By outsourcing, many companies have lifted profitability and spawned new supporting industries. But they also have accelerated both widespread payroll cuts - or downsizing - and the erosion in incomes of less-skilled workers, say analysts. Consequently, outsourcing has helped fuel a politically volatile sense of insecurity among US labor, they say.
Outsourcing especially threatens the UAW and many unionized workers vulnerable to competition from lower-cost, non-union labor. It most roils relations at established, highly unionized manufacturers - "the heavy-metal, 'rust belt' crowd like makers of automobiles and auto parts, consumer durables, and industrial and agricultural equipment," says Robert Evans, a partner at Andersen Consulting.
In Bellwood, Ill., a blue-collar suburb of Chicago, firms under contract to larger companies churn out dies, fork lifts, industrial piping and other products for manufacturing. "I'm not against GM workers, but the fact is we produce transmissions at lower cost, so who can blame GM for buying from us?" says Tony Scaife, one of 1,000 workers at Bellwood's nonunionized Borg-Warner Automotive Inc. plant. The factory pays workers less than what their GM counterparts receive and its transmissions sell for at least 5 percent less than those made at GM, says Borg-Warner spokeswoman Leslie Cleveland Hague.
"More and more companies are finding they have no choice but to outsource and challenge the entrenched union," says Mr. Evans. "For unions, the whole outsourcing trend is very troubling because they must sell a product - in this case labor - in competition against cheaper rivals."
UAW disagrees. "The outsourcing trend is not inevitable, and it's not necessary for a company to go with the lowest-cost producer without regard for workers," says Reg McGhee, a UAW spokesman in Detroit.
AS a systematic practice, outsourcing dates back more than a decade. But it has become widespread in the 1990s as companies seek to cut costs amid stepped-up global competition. Companies also outsource to capitalize on the greater ease in moving information and the wider accessibility of low-cost foreign labor.
Outsourcing usually involves tasks at the margins of an enterprise's specialty, or "core competency." The tasks range from customer service, distribution, finance, and human resources, to information technology, marketing, and administrative chores such as training and mail handling.
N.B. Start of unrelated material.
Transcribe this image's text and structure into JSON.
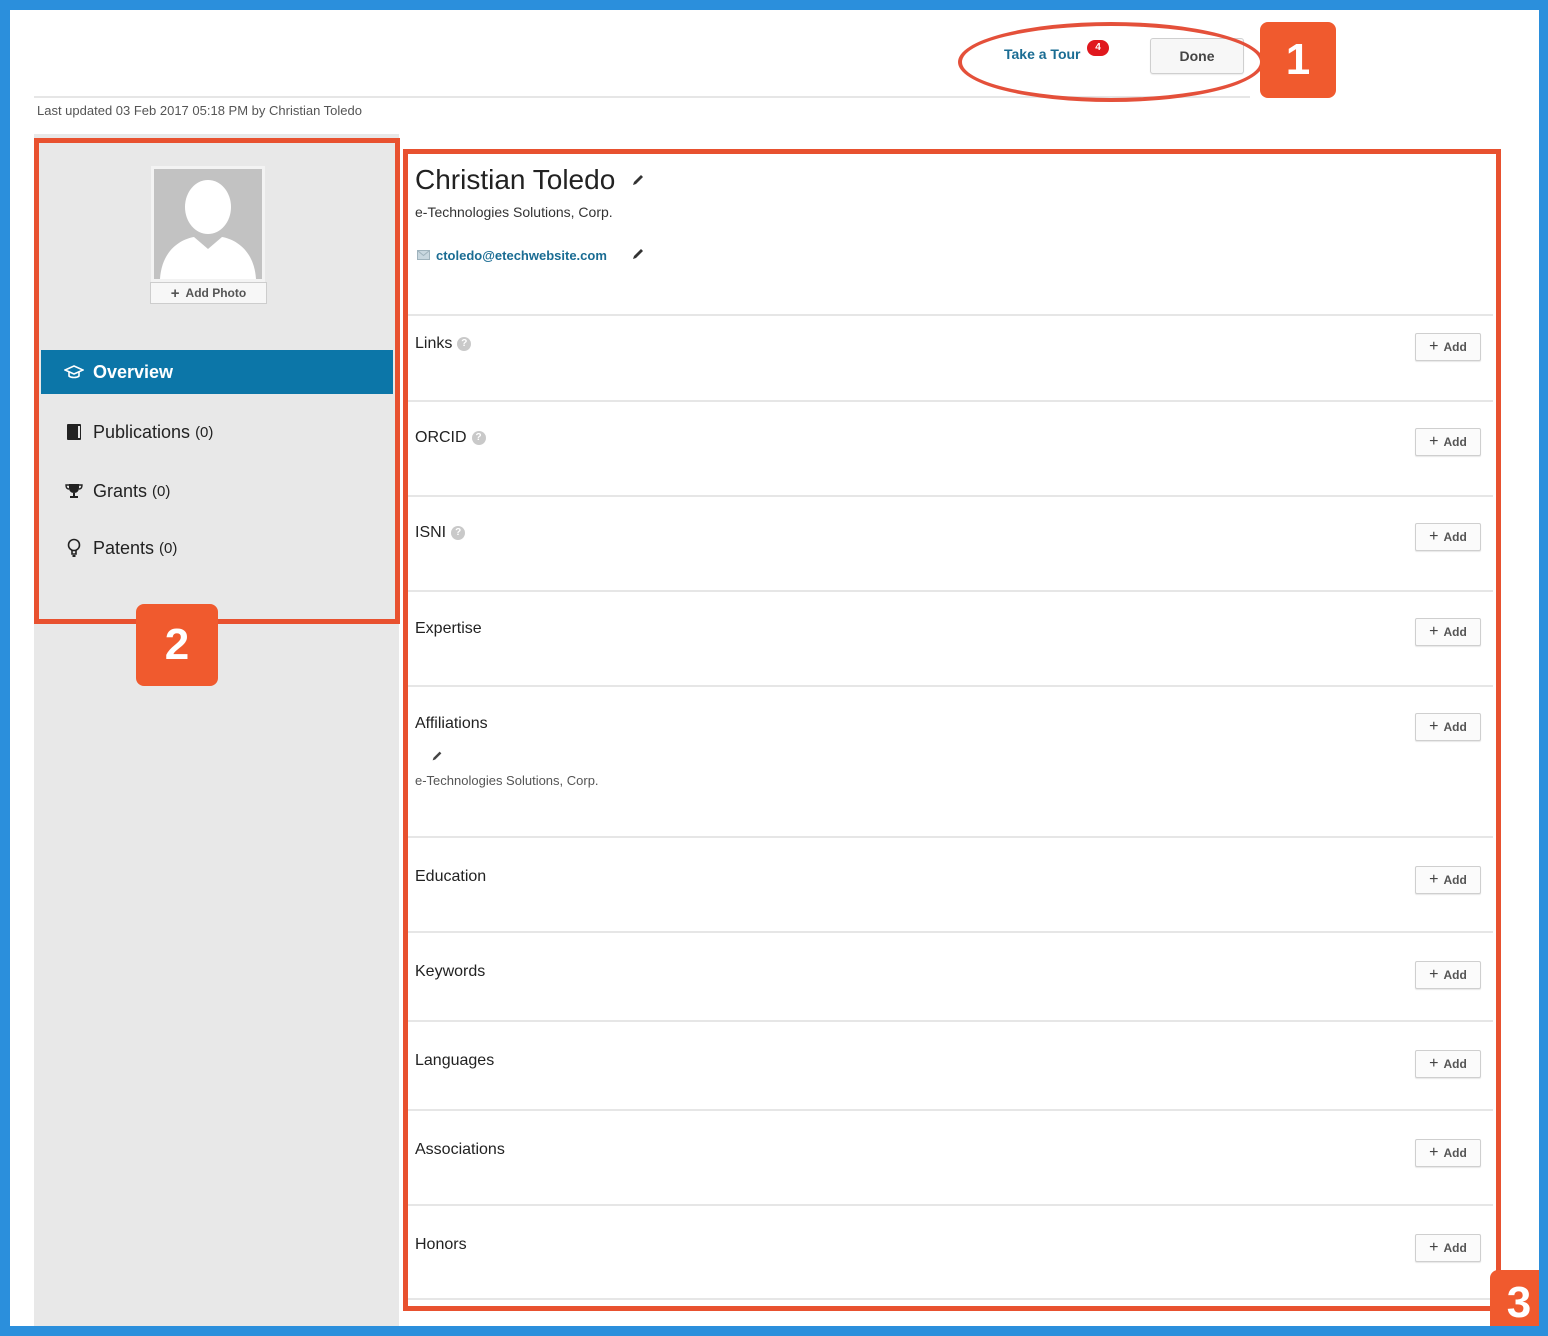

The trend has spread so widely that US companies today outsource 60 percent of the cost of making an average product, says Morris Cohen, professor of manufacturing logistics at the Wharton School at the University of Pennsylvania.
Outsourcing has nurtured entirely new forms of business. For example, hospitals have farmed out the transcription of medical records to what is now a $4.6 billion service industry, Mr. Emshoff says.
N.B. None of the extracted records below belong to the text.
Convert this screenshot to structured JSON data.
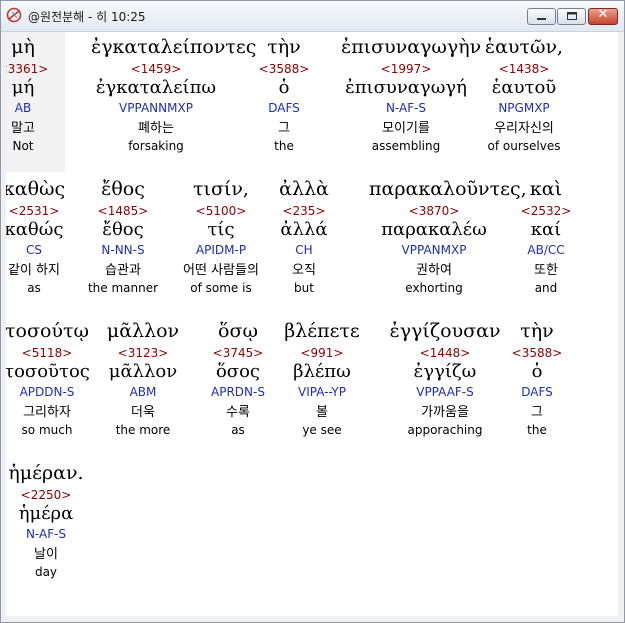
{
  "window": {
    "title": "@원전분해 - 히 10:25"
  },
  "rows": [
    {
      "words": [
        {
          "greek": "μὴ",
          "strong": "<3361>",
          "lemma": "μή",
          "parsing": "AB",
          "korean": "말고",
          "english": "Not"
        },
        {
          "greek": "ἐγκαταλείποντες",
          "strong": "<1459>",
          "lemma": "ἐγκαταλείπω",
          "parsing": "VPPANNMXP",
          "korean": "폐하는",
          "english": "forsaking"
        },
        {
          "greek": "τὴν",
          "strong": "<3588>",
          "lemma": "ὁ",
          "parsing": "DAFS",
          "korean": "그",
          "english": "the"
        },
        {
          "greek": "ἐπισυναγωγὴν",
          "strong": "<1997>",
          "lemma": "ἐπισυναγωγή",
          "parsing": "N-AF-S",
          "korean": "모이기를",
          "english": "assembling"
        },
        {
          "greek": "ἑαυτῶν,",
          "strong": "<1438>",
          "lemma": "ἑαυτοῦ",
          "parsing": "NPGMXP",
          "korean": "우리자신의",
          "english": "of ourselves"
        }
      ]
    },
    {
      "words": [
        {
          "greek": "καθὼς",
          "strong": "<2531>",
          "lemma": "καθώς",
          "parsing": "CS",
          "korean": "같이 하지",
          "english": "as"
        },
        {
          "greek": "ἔθος",
          "strong": "<1485>",
          "lemma": "ἔθος",
          "parsing": "N-NN-S",
          "korean": "습관과",
          "english": "the manner"
        },
        {
          "greek": "τισίν,",
          "strong": "<5100>",
          "lemma": "τίς",
          "parsing": "APIDM-P",
          "korean": "어떤 사람들의",
          "english": "of some is"
        },
        {
          "greek": "ἀλλὰ",
          "strong": "<235>",
          "lemma": "ἀλλά",
          "parsing": "CH",
          "korean": "오직",
          "english": "but"
        },
        {
          "greek": "παρακαλοῦντες,",
          "strong": "<3870>",
          "lemma": "παρακαλέω",
          "parsing": "VPPANMXP",
          "korean": "권하여",
          "english": "exhorting"
        },
        {
          "greek": "καὶ",
          "strong": "<2532>",
          "lemma": "καί",
          "parsing": "AB/CC",
          "korean": "또한",
          "english": "and"
        }
      ]
    },
    {
      "words": [
        {
          "greek": "τοσούτῳ",
          "strong": "<5118>",
          "lemma": "τοσοῦτος",
          "parsing": "APDDN-S",
          "korean": "그리하자",
          "english": "so much"
        },
        {
          "greek": "μᾶλλον",
          "strong": "<3123>",
          "lemma": "μᾶλλον",
          "parsing": "ABM",
          "korean": "더욱",
          "english": "the more"
        },
        {
          "greek": "ὅσῳ",
          "strong": "<3745>",
          "lemma": "ὅσος",
          "parsing": "APRDN-S",
          "korean": "수록",
          "english": "as"
        },
        {
          "greek": "βλέπετε",
          "strong": "<991>",
          "lemma": "βλέπω",
          "parsing": "VIPA--YP",
          "korean": "볼",
          "english": "ye see"
        },
        {
          "greek": "ἐγγίζουσαν",
          "strong": "<1448>",
          "lemma": "ἐγγίζω",
          "parsing": "VPPAAF-S",
          "korean": "가까움을",
          "english": "apporaching"
        },
        {
          "greek": "τὴν",
          "strong": "<3588>",
          "lemma": "ὁ",
          "parsing": "DAFS",
          "korean": "그",
          "english": "the"
        }
      ]
    },
    {
      "words": [
        {
          "greek": "ἡμέραν.",
          "strong": "<2250>",
          "lemma": "ἡμέρα",
          "parsing": "N-AF-S",
          "korean": "날이",
          "english": "day"
        }
      ]
    }
  ]
}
Some companies outsource too much and decimate their in-house expertise. Generally, however, outsourcing enables many firms to operate with more flexibility, launching out or pulling back with greater ease. "If you have a downturn, it's a lot easier to tell a supplier not to ship than it is to lay off your workers," Mr. Cohen says.
Moreover, an outsourcing company disperses its risks and costs. Seattle-based Boeing Company contracts out the production of most aircraft parts to hundreds of companies around the world.
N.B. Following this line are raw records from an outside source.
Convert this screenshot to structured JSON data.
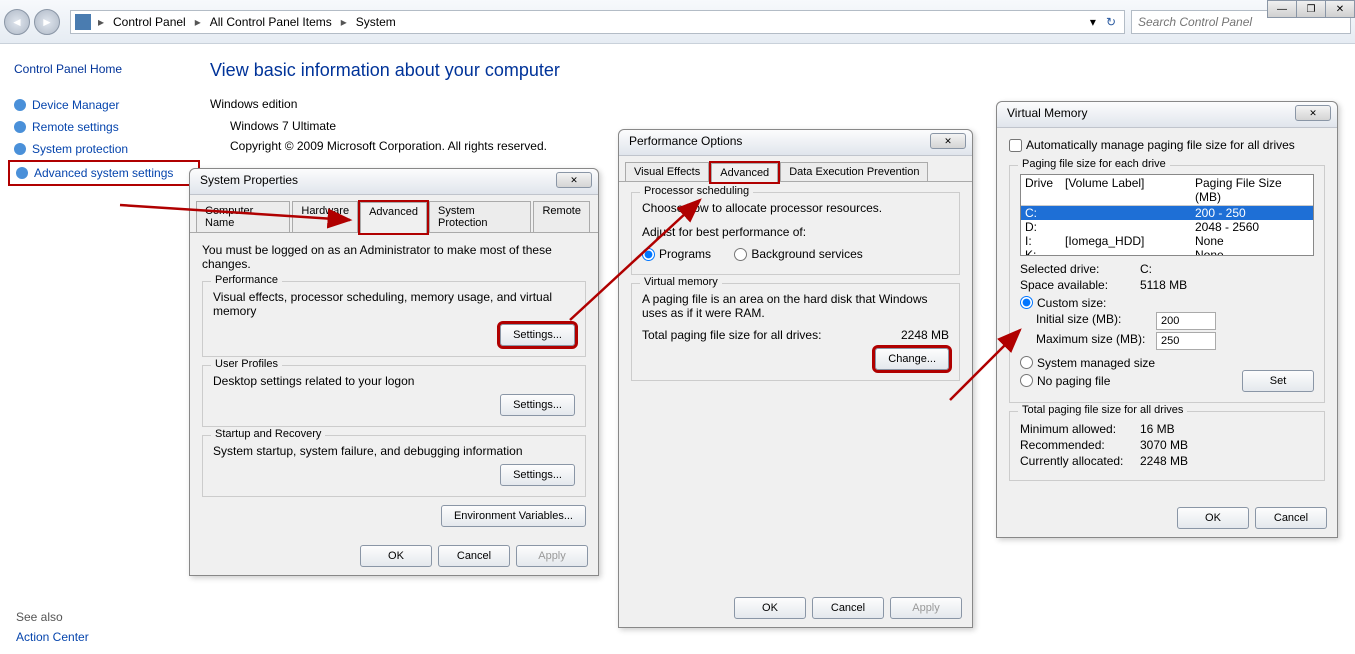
{
  "window_controls": {
    "min": "—",
    "max": "❐",
    "close": "✕"
  },
  "breadcrumb": {
    "items": [
      "Control Panel",
      "All Control Panel Items",
      "System"
    ]
  },
  "search": {
    "placeholder": "Search Control Panel"
  },
  "sidebar": {
    "home": "Control Panel Home",
    "links": [
      "Device Manager",
      "Remote settings",
      "System protection",
      "Advanced system settings"
    ],
    "see_also_hdr": "See also",
    "see_also": [
      "Action Center"
    ]
  },
  "main": {
    "title": "View basic information about your computer",
    "edition_hdr": "Windows edition",
    "edition_name": "Windows 7 Ultimate",
    "copyright": "Copyright © 2009 Microsoft Corporation.  All rights reserved."
  },
  "sysprop": {
    "title": "System Properties",
    "tabs": [
      "Computer Name",
      "Hardware",
      "Advanced",
      "System Protection",
      "Remote"
    ],
    "admin_note": "You must be logged on as an Administrator to make most of these changes.",
    "perf_title": "Performance",
    "perf_desc": "Visual effects, processor scheduling, memory usage, and virtual memory",
    "up_title": "User Profiles",
    "up_desc": "Desktop settings related to your logon",
    "sr_title": "Startup and Recovery",
    "sr_desc": "System startup, system failure, and debugging information",
    "settings_btn": "Settings...",
    "env_btn": "Environment Variables...",
    "ok": "OK",
    "cancel": "Cancel",
    "apply": "Apply"
  },
  "perfopt": {
    "title": "Performance Options",
    "tabs": [
      "Visual Effects",
      "Advanced",
      "Data Execution Prevention"
    ],
    "ps_title": "Processor scheduling",
    "ps_desc": "Choose how to allocate processor resources.",
    "ps_adjust": "Adjust for best performance of:",
    "ps_programs": "Programs",
    "ps_bg": "Background services",
    "vm_title": "Virtual memory",
    "vm_desc": "A paging file is an area on the hard disk that Windows uses as if it were RAM.",
    "vm_total_lbl": "Total paging file size for all drives:",
    "vm_total_val": "2248 MB",
    "change_btn": "Change...",
    "ok": "OK",
    "cancel": "Cancel",
    "apply": "Apply"
  },
  "vmdlg": {
    "title": "Virtual Memory",
    "auto_chk": "Automatically manage paging file size for all drives",
    "pf_title": "Paging file size for each drive",
    "col_drive": "Drive",
    "col_vol": "[Volume Label]",
    "col_pf": "Paging File Size (MB)",
    "rows": [
      {
        "d": "C:",
        "v": "",
        "pf": "200 - 250",
        "sel": true
      },
      {
        "d": "D:",
        "v": "",
        "pf": "2048 - 2560",
        "sel": false
      },
      {
        "d": "I:",
        "v": "[Iomega_HDD]",
        "pf": "None",
        "sel": false
      },
      {
        "d": "K:",
        "v": "",
        "pf": "None",
        "sel": false
      }
    ],
    "sel_drive_lbl": "Selected drive:",
    "sel_drive_val": "C:",
    "space_lbl": "Space available:",
    "space_val": "5118 MB",
    "custom_lbl": "Custom size:",
    "init_lbl": "Initial size (MB):",
    "init_val": "200",
    "max_lbl": "Maximum size (MB):",
    "max_val": "250",
    "sysman_lbl": "System managed size",
    "nopf_lbl": "No paging file",
    "set_btn": "Set",
    "total_hdr": "Total paging file size for all drives",
    "min_lbl": "Minimum allowed:",
    "min_val": "16 MB",
    "rec_lbl": "Recommended:",
    "rec_val": "3070 MB",
    "cur_lbl": "Currently allocated:",
    "cur_val": "2248 MB",
    "ok": "OK",
    "cancel": "Cancel"
  }
}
Companies that outsource can better focus on their core strengths. For many firms, those strengths are the design of products and manufacturing techniques and the skillful use of information.
"The highest value in manufacturing today is the knowledge of how to design and build something," says Stephen Ricketts, vice president of technology at the National Center for Manufacturing Sciences in Ann Arbor, Mich. "The fabrication phase of manufacturing is becoming a commodity that can be purchased from the lowest-cost bidder virtually anywhere in the world," according to Mr. Ricketts.
As a result, outsourcing is speeding the fall of the huge, rigid, and strictly hierarchical company, Emshoff says, and the rise of a complex network of comparatively small and nimble knowledge-based firms.